Ogiso Toshinobu
National Institute for Japanese Language and Linguistics. Professor

『日本語歴史コーパス』 ver. 2018.9




“Corpus of historical Japanese” ver. 2018.9

At the National Institute for Japanese Language Studies, we are constructing the "Corpus of Historical Japanese " as a diachronic corpus where you can study the history of Japanese from the Nara period to the Meiji and Taisho eras. This corpus enables advanced search by annotating word information to the whole sentence. It can be used online through the search service "Chunagon" (https://chunagon.ninjal.ac.jp) for free of charge.
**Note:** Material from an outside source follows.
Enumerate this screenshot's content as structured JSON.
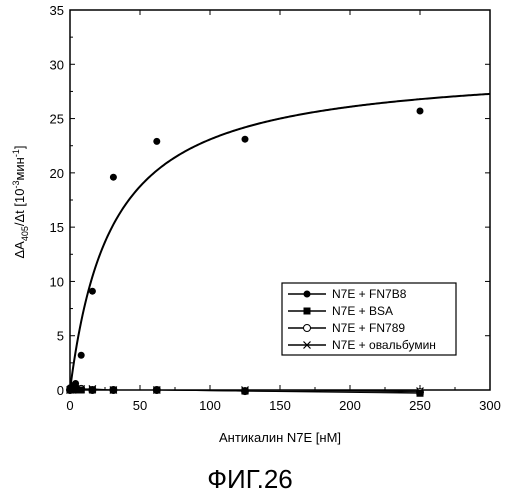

So far, we have corpused materials from each era, from Manyoshu in the Nara period to magazines in the Meiji and Taisho era. Every year, we publish 2 to 3 sub-corpora: in March this year, we published "Muromachi period series II Christian materials" and "Edo period series I Sharebon". In addition, we are planning to publish Kokutei-tokuhon (national book reader) in this September.

In this presentation, we report on the features of this corpus and the latest information of construction. In addition, we will explain the value of the newly released material and its usage. Specifically, we will explain the "Christian materials" which includes original Portuguese Roman alphabet text and Kanji-Kana Japanese text, and "Sharebon" and "Kokutei-tokuhon" linked with original text image data on the Internet.